“It is for you, please,” she said.
It was a silver locket, and inside was a little picture of herself. Aynesworth stooped down and kissed her. He had had as many presents in his life as most men, but never an offering which came to him quite like that! They stood still for a moment, and he held out her hands. Already the morning was astir. The seagulls were wheeling, white-winged and noiseless, above their heads; the air was fragrant with the scent of cottage flowers. Like a low, sweet undernote, the sea came rolling in upon the firm sands—out to the west it stretched like a sheet of softly swaying inland water. For those few moments there seemed no note of discord—and then the harsh whistle of an approaching train! They took hold of hands and ran.
It was, perhaps, as well that their farewells were cut short. There was scarcely time for more than a few hurried words before the train moved out from the queer little station, and with his head out of the window, Aynesworth waved his hand to the black-frocked child with her pale, eager face already stained with tears—a lone, strange little figure, full of a sort of plaintive grace as she stood there, against a background of milk cans, waving a crumpled handkerchief!
Wingrave, who had been buried in a morning paper, looked up presently.
“If our journeyings,” he remarked drily, “are to contain everywhere incidents such as these, they will become a sort of sentimental pilgrimage.”
Aynesworth shrugged his shoulders.
“I am sorry,” he said, “that my interest in the child has annoyed you. At any rate, it is over now. The parson was mysterious, but he assured me that she was provided for.”
Wingrave looked across the carriage with cold, reflective curiosity.
“Your point of view,” he remarked, “is a mystery to me! I cannot see how the future of an unfledged brat like that can possibly concern you!”
“Perhaps not,” Aynesworth answered, “but you must remember that you are a little out of touch with your fellows just now. I daresay when you were my age, you would have felt as I feel. I daresay that as the years go on, you will feel like it again.”
Wingrave was thoughtful for a moment.
“So you think,” he remarked, “that I may yet have in me the making of a sentimentalist.”

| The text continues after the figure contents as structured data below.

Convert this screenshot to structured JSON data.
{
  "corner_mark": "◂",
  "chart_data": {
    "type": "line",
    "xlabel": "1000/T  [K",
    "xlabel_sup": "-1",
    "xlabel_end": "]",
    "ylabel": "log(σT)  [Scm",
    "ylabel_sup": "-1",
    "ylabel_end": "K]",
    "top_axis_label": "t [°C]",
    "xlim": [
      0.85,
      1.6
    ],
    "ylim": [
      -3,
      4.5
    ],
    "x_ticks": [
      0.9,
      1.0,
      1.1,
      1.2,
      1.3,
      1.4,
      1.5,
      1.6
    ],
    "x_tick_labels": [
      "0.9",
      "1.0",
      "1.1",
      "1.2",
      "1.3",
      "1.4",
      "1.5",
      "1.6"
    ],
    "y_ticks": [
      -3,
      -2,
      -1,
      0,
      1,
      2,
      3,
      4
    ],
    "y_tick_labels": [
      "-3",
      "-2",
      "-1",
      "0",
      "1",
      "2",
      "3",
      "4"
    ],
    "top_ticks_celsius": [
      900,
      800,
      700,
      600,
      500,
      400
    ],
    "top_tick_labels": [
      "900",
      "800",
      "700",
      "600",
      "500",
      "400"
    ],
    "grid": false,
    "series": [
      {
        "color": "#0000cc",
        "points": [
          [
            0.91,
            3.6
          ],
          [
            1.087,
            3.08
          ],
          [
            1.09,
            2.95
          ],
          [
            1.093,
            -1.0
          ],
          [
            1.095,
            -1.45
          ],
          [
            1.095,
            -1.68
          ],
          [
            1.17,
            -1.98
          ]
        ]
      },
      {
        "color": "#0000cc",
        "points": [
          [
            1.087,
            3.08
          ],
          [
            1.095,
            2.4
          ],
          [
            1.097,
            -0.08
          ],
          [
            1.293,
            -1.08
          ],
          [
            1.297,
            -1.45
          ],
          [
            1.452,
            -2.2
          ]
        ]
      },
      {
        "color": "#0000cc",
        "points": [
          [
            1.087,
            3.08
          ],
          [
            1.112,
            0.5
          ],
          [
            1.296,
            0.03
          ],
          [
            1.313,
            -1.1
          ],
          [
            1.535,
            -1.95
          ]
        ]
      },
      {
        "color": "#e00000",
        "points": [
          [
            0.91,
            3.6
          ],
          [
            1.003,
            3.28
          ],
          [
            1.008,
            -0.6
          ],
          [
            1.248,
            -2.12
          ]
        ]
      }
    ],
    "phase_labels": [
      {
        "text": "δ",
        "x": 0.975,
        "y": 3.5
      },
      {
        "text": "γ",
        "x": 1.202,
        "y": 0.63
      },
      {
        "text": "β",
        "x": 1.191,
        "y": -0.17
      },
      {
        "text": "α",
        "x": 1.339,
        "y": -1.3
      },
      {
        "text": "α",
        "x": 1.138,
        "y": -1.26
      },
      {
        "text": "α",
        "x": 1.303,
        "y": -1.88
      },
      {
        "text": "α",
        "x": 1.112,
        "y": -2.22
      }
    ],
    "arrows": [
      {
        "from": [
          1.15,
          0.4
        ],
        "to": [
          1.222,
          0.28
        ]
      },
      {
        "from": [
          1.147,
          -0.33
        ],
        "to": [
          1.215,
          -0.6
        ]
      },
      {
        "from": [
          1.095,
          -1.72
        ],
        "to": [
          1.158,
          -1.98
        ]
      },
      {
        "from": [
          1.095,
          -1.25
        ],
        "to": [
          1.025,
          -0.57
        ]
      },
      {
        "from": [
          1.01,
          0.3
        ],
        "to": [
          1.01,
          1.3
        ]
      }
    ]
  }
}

Aynesworth returned his gaze as steadfastly.
“One can never tell,” he answered. “You may change, of course. I hope that you will.”
“You are candid, at any rate!”
“I do not think,” Aynesworth answered, “that there is any happiness in life for the man who lives entirely apart from his fellow creatures. Not to feel is not to live. I think that the first real act of kindness which you feel prompted to perform will mark the opening of a different life for you.”
Wingrave spread out the newspaper.
“I think,” he said, with a faint sneer, “that it is quite time you took this sea voyage.”